Thursday, multi-brand restaurant chain operator Darden Restaurants, Inc. (DRI) reported a slightly higher second-quarter profit that topped estimates, helped by lower income tax expenses though revenues declined. Looking ahead, the company adjusted and narrowed its fiscal year 2010 earnings view range.
The Orlando, Florida-based company's second-quarter net income increased to $60.3 million from $59.7 million a year ago. On a per share basis, earnings decreased to $0.43 per share from $0.44 per share reported in the corresponding quarter a year ago.
On average, 25 analysts polled by Thomson Reuters estimated earnings of $0.42 per share for the quarter. Analysts' estimates typically exclude special items.
Net earnings from continuing operations increased marginally in the second quarter to $61.2 million or $0.43 per share from $58.5 million or $0.42 per share in the prior-year quarter, as the company benefited from a lower income tax expense of $19.5 million, compared to $24.0 million in the similar quarter of 2008.
Revenues for the second quarter declined 1.6% to $1.64 billion from $1.67 billion in the comparable quarter last year. Analysts, on a consensus, expected revenues of $1.65 billion for the quarter.
Olive Garden, Red Lobster and LongHorn Steakhouse, the most known brands of Darden, witnessed blended same-restaurant sales drop of 4.7% in the second quarter. Excluding the impact of the Thanksgiving holiday week, which was in the second quarter this year but in the third quarter last year, blended same-restaurant sales were down 3.9%. Darden said the decline compares with an estimated decline of 5.9% Knapp-Track benchmark of U.S. same-restaurant sales.
Brand wise, same-restaurant sales at Olive Garden decreased 1.4% while sales at Red Lobster and LongHorn Steakhouse dropped by 8.4% and 6.2%, respectively. Excluding the effect of the shift in Thanksgiving holiday shift, same-restaurant sales decreased 0.7% at Olive Garden, 7.6% at Red Lobster, and 5.0% at LongHorn Steakhouse.
Olive Garden's second-quarter sales increased 2.8% to $783 million, helped by revenue from 32 new restaurants, partially offset by the 1.4% decline in U.S. same-restaurant sales. Red Lobster's sales dropped 6.5% to $562 million due to the 8.4% lower same-restaurant sales, partially offset by revenue from seven new restaurants. Sales at LongHorn Steakhouse declined 3.2% to $200 million, hurt by the 6.2% decrease in same-restaurant sales, partially offset by revenue from nine new restaurants.
Among Darden's other restaurant brands, The Capital Grille's second-quarter sales decreased 3% to $59 million while Bahama Breeze's sales dropped 2% to $27 million.
The company's quarterly results include pre-tax expenses of $2 million of asset impairments, primarily related to the closure of a LongHorn Steakhouse restaurant due to fire. Darden expects to re-build and re-open the restaurant at the same location in fiscal 2011.

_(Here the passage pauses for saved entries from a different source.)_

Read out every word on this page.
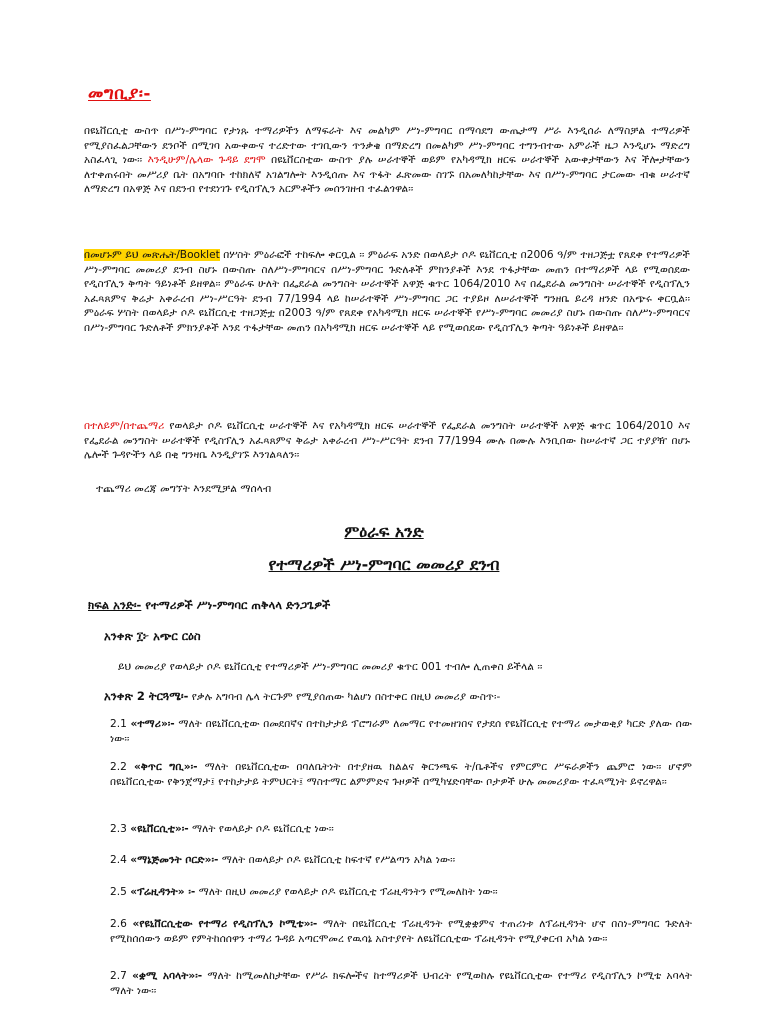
መግቢያ፡-

በዩኒቨርሲቲ ውስጥ በሥነ-ምግባር የታነጹ ተማሪዎችን ለማፍራት እና መልካም ሥነ-ምግባር በማሳደግ ውጤታማ ሥራ እንዲሰራ ለማስቻል ተማሪዎች የሚያስፈልጋቸውን ደንቦች በሚገባ አውቀውና ተረድተው ተገቢውን ጥንቃቄ በማድረግ በመልካም ሥነ-ምግባር ተግንብተው አምራች ዜጋ እንዲሆኑ ማድረግ አስፈላጊ ነው፡፡ እንዲሁም/ሌላው ጉዳይ ደግሞ በዩኒቨርስቲው ውስጥ ያሉ ሠራተኞች ወይም የአካዳሚክ ዘርፍ ሠራተኞች አውቀታቸውን እና ችሎታቸውን ለተቀጠሩበት መሥሪያ ቤት በአግባቡ ተከክለኛ አገልግሎት እንዲሰጡ እና ጥፋት ፈጽመው ስገኙ በአመለካከታቸው እና በሥነ-ምግባር ታርመው ብቁ ሠራተኛ ለማድረግ በአዋጅ እና በደንብ የተደነገጉ የዲስፕሊን አርምቶችን መሰንገዘብ ተፈልጎዋል፡፡

በመሆኑም ይህ መጽሔት/Booklet በሦስት ምዕራፎች ተከፍሎ ቀርቧል ፡፡ ምዕራፍ አንድ በወላይታ ሶዶ ዩኒቨርሲቲ በ2006 ዓ/ም ተዘጋጅቷ የጸደቀ የተማሪዎች ሥነ-ምግባር መመሪያ ደንብ ስሆኑ በውስጡ ስለሥነ-ምግባርና በሥነ-ምግባር ጉድለቶች ምክንያቶች እንደ ጥፋታቸው መጠን በተማሪዎች ላይ የሚወሰደው የዲስፕሊን ቅጣት ዓይነቶች ይዘዋል፡፡ ምዕራፍ ሁለት በፌደራል መንግስት ሠራተኞች አዋጅ ቁጥር 1064/2010 እና በፌደራል መንግስት ሠራተኞች የዲስፕሊን አፈጻጸምና ቅሬታ አቀራረብ ሥነ-ሥርዓት ደንብ 77/1994 ላይ ከሠራተኞች ሥነ-ምግባር ጋር ተያይዞ ለሠራተኞች ግንዘቤ ይረዳ ዘንድ በአጭሩ ቀርቧል፡፡ ምዕራፍ ሦስት በወላይታ ሶዶ ዩኒቨርሲቲ ተዘጋጅቷ በ2003 ዓ/ም የጸደቀ የአካዳሚክ ዘርፍ ሠራተኞች የሥነ-ምግባር መመሪያ ስሆኑ በውስጡ ስለሥነ-ምግባርና በሥነ-ምግባር ጉድለቶች ምክንያቶች እንደ ጥፋታቸው መጠን በአካዳሚክ ዘርፍ ሠራተኞች ላይ የሚወሰደው የዲስፕሊን ቅጣት ዓይነቶች ይዘዋል፡፡

በተለይም/በተጨማሪ የወላይታ ሶዶ ዩኒቨርሲቲ ሠራተኞች እና የአካዳሚክ ዘርፍ ሠራተኞች የፌደራል መንግስት ሠራተኞች አዋጅ ቁጥር 1064/2010 እና የፌደራል መንግስት ሠራተኞች የዲስፕሊን አፈጻጸምና ቅሬታ አቀራረብ ሥነ-ሥርዓት ደንብ 77/1994 ሙሉ በሙሉ እንቢበው ከሠራተኛ ጋር ተያያዥ በሆኑ ሌሎች ጉዳዮችን ላይ በቂ ግንዛቤ እንዲያገኙ እንገልጻለን፡፡

ተጨማሪ መረጃ መግኘት እንደሚቻል ማሰላብ

ምዕራፍ አንድ
የተማሪዎች ሥነ-ምግባር መመሪያ ደንብ
ክፍል አንድ፡- የተማሪዎች ሥነ-ምግባር ጠቅላላ ድንጋጌዎች
አንቀጽ ፲፦ አጭር ርዕስ
ይህ መመሪያ የወላይታ ሶዶ ዩኒቨርሲቲ የተማሪዎች ሥነ-ምግባር መመሪያ ቁጥር 001 ተብሎ ሊጠቀስ ይችላል ፡፡
አንቀጽ 2 ትርጓሜ፡- የቃሉ አግባብ ሌላ ትርጉም የሚያሰጠው ካልሆነ በስተቀር በዚህ መመሪያ ውስጥ፡-

2.1 «ተማሪ»፡- ማለት በዩኒቨርሲቲው በመደበኛና በተከታታይ ፕሮግራም ለመማር የተመዘገበና የታደሰ የዩኒቨርሲቲ የተማሪ መታወቂያ ካርድ ያለው ሰው ነው፡፡

2.2 «ቅጥር ግቢ»፡- ማለት በዩኒቨርሲቲው በባለቤትነት በተያዘዉ ክልልና ቅርንጫፍ ት/ቤቶችና የምርምር ሥፍራዎችን ጨምሮ ነው፡፡ ሆኖም በዩኒቨርሲቲው የቅንጀማታ፤ የተከታታይ ትምህርት፤ ማስተማር ልምምድና ጉዞዎች በሚካሄድባቸው ቦታዎች ሁሉ መመሪያው ተፈጻሚነት ይኖረዋል፡፡

2.3 «ዩኒቨርሲቲ»፡- ማለት የወላይታ ሶዶ ዩኒቨርሲቲ ነው፡፡

2.4 «ማኔጅመንት ቦርድ»፡- ማለት በወላይታ ሶዶ ዩኒቨርሲቲ ከፍተኛ የሥልጣን አካል ነው፡፡

2.5 «ፕሬዚዳንት» ፡- ማለት በዚህ መመሪያ የወላይታ ሶዶ ዩኒቨርሲቲ ፕሬዚዳንትን የሚመለከት ነው፡፡

2.6 «የዩኒቨርሲቲው የተማሪ የዲስፕሊን ኮሚቴ»፡- ማለት በዩኒቨርሲቲ ፕሬዚዳንት የሚቋቋምና ተጠሪነቱ ለፕሬዚዳንት ሆኖ በስነ-ምግባር ጉድለት የሚከሰሰውን ወይም የምትከሰሰዋን ተማሪ ጉዳይ አጣርሞመረ የዉሳኔ አስተያየት ለዩኒቨርሲቲው ፕሬዚዳንት የሚያቀርብ አካል ነው፡፡

2.7 «ቋሚ አባላት»፡- ማለት ከሚመለከታቸው የሥራ ክፍሎችና ከተማሪዎች ህብረት የሚወከሉ የዩኒቨርሲቲው የተማሪ የዲስፕሊን ኮሚቴ አባላት ማለት ነው፡፡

Clarence Otis, chief executive officer of Darden said, "We're pleased that our same-restaurant sales results remain stronger than the average for our industry as measured by the Knapp-Track benchmark, and that we're achieving these results without heavy discounting."
For the six-month period, net earnings increased to $154.6 million or $1.09 per share from $141.7 million or $1.00 per share in the similar period last year. Revenue for the period declined to $3.38 billion from $3.44 billion last year.
Looking ahead to fiscal year 2010, Darden expects earnings per share growth from continuing operations of flat to +4%, compared to reported earnings per share from continuing operations of $2.65 in fiscal 2009.
Darden said it estimates fiscal year 2010 earnings to range between $2.65 and $2.76 per share on a 52-week basis. Analysts currently have a consensus earnings estimate of $2.75 per share for fiscal 2010. While reporting its first quarter results, Darden had said it expects net earnings in the range of $2.59 - $2.85 per share for 2010.
Brad Richmond, chief financial officer said, "Cost trends have been more favorable than we expected. So, while we are bringing down the range of blended same-restaurant sales we expect this fiscal year, our annual earnings per share expectations remain on track with where they were in September."
Darden declared a quarterly cash dividend of 25 cents per share, payable on February 1, 2010 to shareholders of record at the close of business on January 8, 2010.
Amongst peers, Brinker International, Inc. (EAT) reported a decrease in first-quarter net profit, hurt mainly by a 21% decline in revenues. The Dallas, Texas-based company's net earnings were $15.77 million or $0.15 per share compared to $23.78 million or $0.23 per share in the prior-year period. Revenues for the quarter slumped to $778.08 million from $984.41 million a year ago.
DRI closed Thursday's regular trading at $32.75, down $0.61 or 1.83%, on a volume of 2.25 million shares on the New York Stock Exchange.